As for other people I want to tag to do this on their blogs. I would like for everyone who hasn't done it already to do it because it is very interesting. I especially am looking forward to Martha's, Trav's, and John's.

4 comments:

John Nelson said...

I find it interesting that most of your quirks are orifice-related.

I'm not sure I could limit my quirks down to 6, but I'll try.

Anonymous said...

I'm still feeling the heebie jeebies about the dry washcloth in the mouth I TOTALLY get it.

We all got a big kick out of the wet q-tip thing. Doesn't that kind of defeat the purpose of cleaning them out?

And the throwing out stuff all the time? You would drive me nuts, my friend. Dave would love to do that at our house. =)

Kritter Krit said...

CRACKED up at the girls peeing thing. You're right, it does sound different. When guys pee, it sounds like they're standing on the top rung of a ladder, shooting down into the bowl. Seriously. Loudest freaking thing EVER. (Or maybe Russell is just gifted.) Girls...well, we just pee normal.

The dry mouth/ear thing is pretty entertaining too. I agree with Sarah. The whole point of a Q-tip is to dry your ears out. Not sure what a wet one does for you. That sounds kind of like a Wet Willie, which gives me the heebie-jeebies.

Good list! Quality entertainment.
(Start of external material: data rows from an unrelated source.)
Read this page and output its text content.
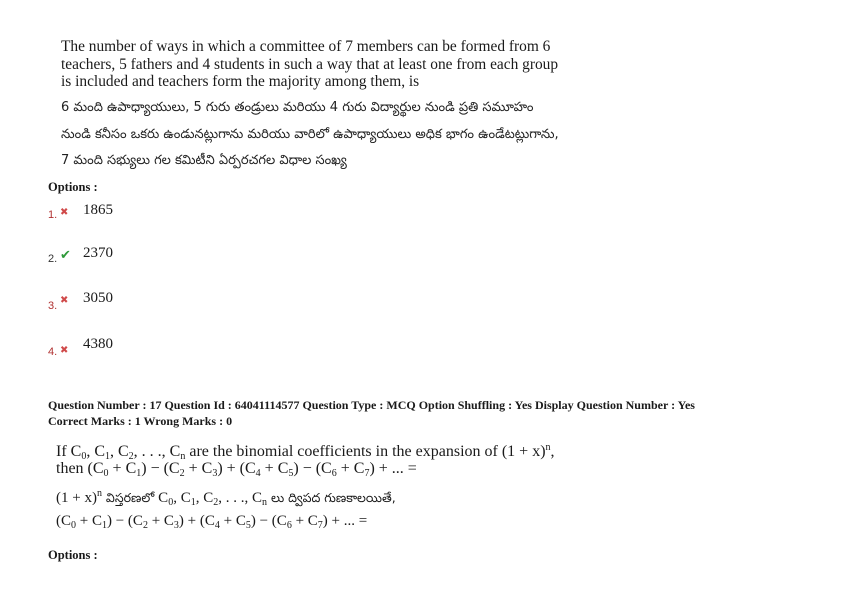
The number of ways in which a committee of 7 members can be formed from 6
teachers, 5 fathers and 4 students in such a way that at least one from each group
is included and teachers form the majority among them, is
6 మంది ఉపాధ్యాయులు, 5 గురు తండ్రులు మరియు 4 గురు విద్యార్థుల నుండి ప్రతి సమూహం
నుండి కనీసం ఒకరు ఉండునట్లుగాను మరియు వారిలో ఉపాధ్యాయులు అధిక భాగం ఉండేటట్లుగాను,
7 మంది సభ్యులు గల కమిటీని ఏర్పరచగల విధాల సంఖ్య
Options :
1. ✖ 1865
2. ✔ 2370
3. ✖ 3050
4. ✖ 4380
Question Number : 17 Question Id : 64041114577 Question Type : MCQ Option Shuffling : Yes Display Question Number : Yes
Correct Marks : 1 Wrong Marks : 0
If $C_0$, $C_1$, $C_2$, . . ., $C_n$ are the binomial coefficients in the expansion of $(1 + x)^n$,
then $(C_0 + C_1) - (C_2 + C_3) + (C_4 + C_5) - (C_6 + C_7)$ + ... =
$(1 + x)^n$ విస్తరణలో $C_0$, $C_1$, $C_2$, . . ., $C_n$ లు ద్విపద గుణకాలయితే,
$(C_0 + C_1) - (C_2 + C_3) + (C_4 + C_5) - (C_6 + C_7)$ + ... =
Options :
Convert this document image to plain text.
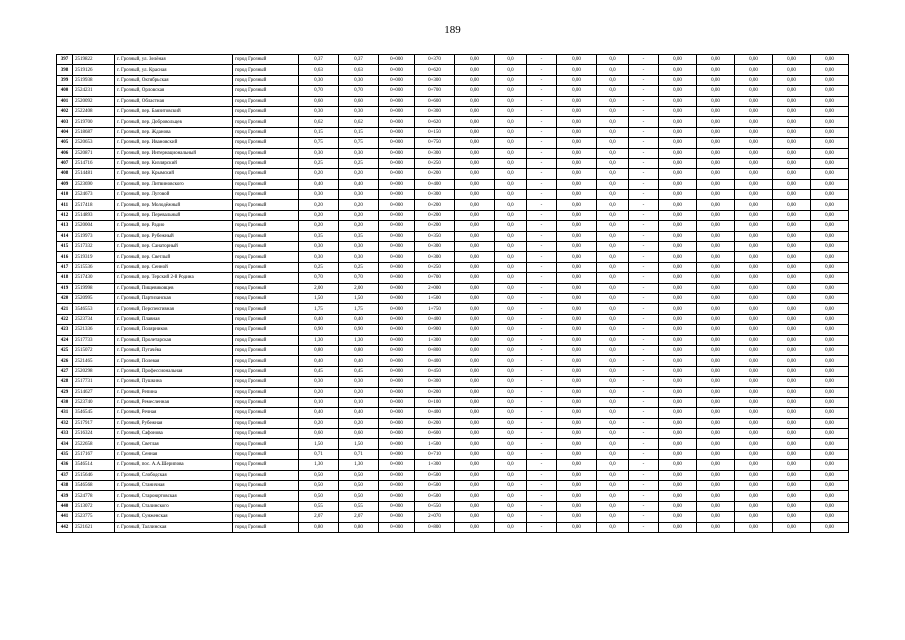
189
397	2519822	г. Грозный, ул. Зелёная	город Грозный	0,37	0,37	0+000	0+370	0,00	0,0	-	0,00	0,0	-	0,00	0,00	0,00	0,00	0,00
398	2519126	г. Грозный, ул. Красная	город Грозный	0,63	0,63	0+000	0+620	0,00	0,0	-	0,00	0,0	-	0,00	0,00	0,00	0,00	0,00
399	2519938	г. Грозный, Октябрьская	город Грозный	0,30	0,30	0+000	0+300	0,00	0,0	-	0,00	0,0	-	0,00	0,00	0,00	0,00	0,00
400	2524231	г. Грозный, Орловская	город Грозный	0,70	0,70	0+000	0+700	0,00	0,0	-	0,00	0,0	-	0,00	0,00	0,00	0,00	0,00
401	2520092	г. Грозный, Областная	город Грозный	0,60	0,60	0+000	0+600	0,00	0,0	-	0,00	0,0	-	0,00	0,00	0,00	0,00	0,00
402	2522408	г. Грозный, пер. Баязитовский	город Грозный	0,30	0,30	0+000	0+300	0,00	0,0	-	0,00	0,0	-	0,00	0,00	0,00	0,00	0,00
403	2519700	г. Грозный, пер. Добровольцев	город Грозный	0,62	0,62	0+000	0+620	0,00	0,0	-	0,00	0,0	-	0,00	0,00	0,00	0,00	0,00
404	2518687	г. Грозный, пер. Жданова	город Грозный	0,15	0,15	0+000	0+150	0,00	0,0	-	0,00	0,0	-	0,00	0,00	0,00	0,00	0,00
405	2520653	г. Грозный, пер. Ивановский	город Грозный	0,75	0,75	0+000	0+750	0,00	0,0	-	0,00	0,0	-	0,00	0,00	0,00	0,00	0,00
406	2520871	г. Грозный, пер. Интернациональный	город Грозный	0,30	0,30	0+000	0+300	0,00	0,0	-	0,00	0,0	-	0,00	0,00	0,00	0,00	0,00
407	2514716	г. Грозный, пер. Кизлярский	город Грозный	0,25	0,25	0+000	0+250	0,00	0,0	-	0,00	0,0	-	0,00	0,00	0,00	0,00	0,00
408	2514481	г. Грозный, пер. Крымский	город Грозный	0,20	0,20	0+000	0+200	0,00	0,0	-	0,00	0,0	-	0,00	0,00	0,00	0,00	0,00
409	2523690	г. Грозный, пер. Литвиновского	город Грозный	0,40	0,40	0+000	0+400	0,00	0,0	-	0,00	0,0	-	0,00	0,00	0,00	0,00	0,00
410	2524673	г. Грозный, пер. Луговой	город Грозный	0,30	0,30	0+000	0+300	0,00	0,0	-	0,00	0,0	-	0,00	0,00	0,00	0,00	0,00
411	2517418	г. Грозный, пер. Молодёжный	город Грозный	0,20	0,20	0+000	0+200	0,00	0,0	-	0,00	0,0	-	0,00	0,00	0,00	0,00	0,00
412	2514893	г. Грозный, пер. Перевальный	город Грозный	0,20	0,20	0+000	0+200	0,00	0,0	-	0,00	0,0	-	0,00	0,00	0,00	0,00	0,00
413	2520004	г. Грозный, пер. Радио	город Грозный	0,20	0,20	0+000	0+200	0,00	0,0	-	0,00	0,0	-	0,00	0,00	0,00	0,00	0,00
414	2519973	г. Грозный, пер. Рубежный	город Грозный	0,35	0,35	0+000	0+350	0,00	0,0	-	0,00	0,0	-	0,00	0,00	0,00	0,00	0,00
415	2517332	г. Грозный, пер. Санаторный	город Грозный	0,30	0,30	0+000	0+300	0,00	0,0	-	0,00	0,0	-	0,00	0,00	0,00	0,00	0,00
416	2519319	г. Грозный, пер. Светлый	город Грозный	0,30	0,30	0+000	0+300	0,00	0,0	-	0,00	0,0	-	0,00	0,00	0,00	0,00	0,00
417	2515536	г. Грозный, пер. Сенной	город Грозный	0,25	0,25	0+000	0+250	0,00	0,0	-	0,00	0,0	-	0,00	0,00	0,00	0,00	0,00
418	2517430	г. Грозный, пер. Терский 2-й Родина	город Грозный	0,70	0,70	0+000	0+700	0,00	0,0	-	0,00	0,0	-	0,00	0,00	0,00	0,00	0,00
419	2519998	г. Грозный, Пищевиковцев	город Грозный	2,00	2,00	0+000	2+000	0,00	0,0	-	0,00	0,0	-	0,00	0,00	0,00	0,00	0,00
420	2520995	г. Грозный, Партизанская	город Грозный	1,50	1,50	0+000	1+500	0,00	0,0	-	0,00	0,0	-	0,00	0,00	0,00	0,00	0,00
421	3546553	г. Грозный, Перспективная	город Грозный	1,75	1,75	0+000	1+750	0,00	0,0	-	0,00	0,0	-	0,00	0,00	0,00	0,00	0,00
422	2523734	г. Грозный, Плавная	город Грозный	0,40	0,40	0+000	0+400	0,00	0,0	-	0,00	0,0	-	0,00	0,00	0,00	0,00	0,00
423	2521336	г. Грозный, Полярников	город Грозный	0,90	0,90	0+000	0+900	0,00	0,0	-	0,00	0,0	-	0,00	0,00	0,00	0,00	0,00
424	2517733	г. Грозный, Пролетарская	город Грозный	1,30	1,30	0+000	1+300	0,00	0,0	-	0,00	0,0	-	0,00	0,00	0,00	0,00	0,00
425	2515072	г. Грозный, Пугачёва	город Грозный	0,80	0,80	0+000	0+800	0,00	0,0	-	0,00	0,0	-	0,00	0,00	0,00	0,00	0,00
426	2521465	г. Грозный, Полевая	город Грозный	0,40	0,40	0+000	0+400	0,00	0,0	-	0,00	0,0	-	0,00	0,00	0,00	0,00	0,00
427	2520298	г. Грозный, Профессиональная	город Грозный	0,45	0,45	0+000	0+450	0,00	0,0	-	0,00	0,0	-	0,00	0,00	0,00	0,00	0,00
428	2517731	г. Грозный, Пушкина	город Грозный	0,30	0,30	0+000	0+300	0,00	0,0	-	0,00	0,0	-	0,00	0,00	0,00	0,00	0,00
429	2514627	г. Грозный, Репина	город Грозный	0,20	0,20	0+000	0+200	0,00	0,0	-	0,00	0,0	-	0,00	0,00	0,00	0,00	0,00
430	2523740	г. Грозный, Ремесленная	город Грозный	0,10	0,10	0+000	0+100	0,00	0,0	-	0,00	0,0	-	0,00	0,00	0,00	0,00	0,00
431	3546545	г. Грозный, Речная	город Грозный	0,40	0,40	0+000	0+400	0,00	0,0	-	0,00	0,0	-	0,00	0,00	0,00	0,00	0,00
432	2517917	г. Грозный, Рубежная	город Грозный	0,20	0,20	0+000	0+200	0,00	0,0	-	0,00	0,0	-	0,00	0,00	0,00	0,00	0,00
433	2516324	г. Грозный, Сафонова	город Грозный	0,60	0,60	0+000	0+600	0,00	0,0	-	0,00	0,0	-	0,00	0,00	0,00	0,00	0,00
434	2522658	г. Грозный, Светлая	город Грозный	1,50	1,50	0+000	1+500	0,00	0,0	-	0,00	0,0	-	0,00	0,00	0,00	0,00	0,00
435	2517167	г. Грозный, Сенная	город Грозный	0,71	0,71	0+000	0+710	0,00	0,0	-	0,00	0,0	-	0,00	0,00	0,00	0,00	0,00
436	3546514	г. Грозный, пос. А.А.Шерипова	город Грозный	1,30	1,30	0+000	1+300	0,00	0,0	-	0,00	0,0	-	0,00	0,00	0,00	0,00	0,00
437	2515646	г. Грозный, Слободская	город Грозный	0,50	0,50	0+000	0+500	0,00	0,0	-	0,00	0,0	-	0,00	0,00	0,00	0,00	0,00
438	3546568	г. Грозный, Станичная	город Грозный	0,50	0,50	0+000	0+500	0,00	0,0	-	0,00	0,0	-	0,00	0,00	0,00	0,00	0,00
439	2524778	г. Грозный, Староюртовская	город Грозный	0,50	0,50	0+000	0+500	0,00	0,0	-	0,00	0,0	-	0,00	0,00	0,00	0,00	0,00
440	2513072	г. Грозный, Сталинского	город Грозный	0,55	0,55	0+000	0+550	0,00	0,0	-	0,00	0,0	-	0,00	0,00	0,00	0,00	0,00
441	2523775	г. Грозный, Сунженская	город Грозный	2,07	2,07	0+000	2+070	0,00	0,0	-	0,00	0,0	-	0,00	0,00	0,00	0,00	0,00
442	2521621	г. Грозный, Таллинская	город Грозный	0,80	0,80	0+000	0+800	0,00	0,0	-	0,00	0,0	-	0,00	0,00	0,00	0,00	0,00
We enjoyed seeing you guys this weekend. =)

Megan said...

about the peeing thing, they are a different noise, and as a girl i am just the opposite. i don't like to hear guys peeing AT ALL. i spent many a lunch break at VA having to listen to that (bathroom right inside the breakroom and all). there's this one nurse's aide who, i think, pees hourly, but it's still sounds like a racehorse in there regardless. i always thought he should come out looking sheepish or embarassed, but either he didn't realize how loud he was (and frequent) or he didn't care. very odd man.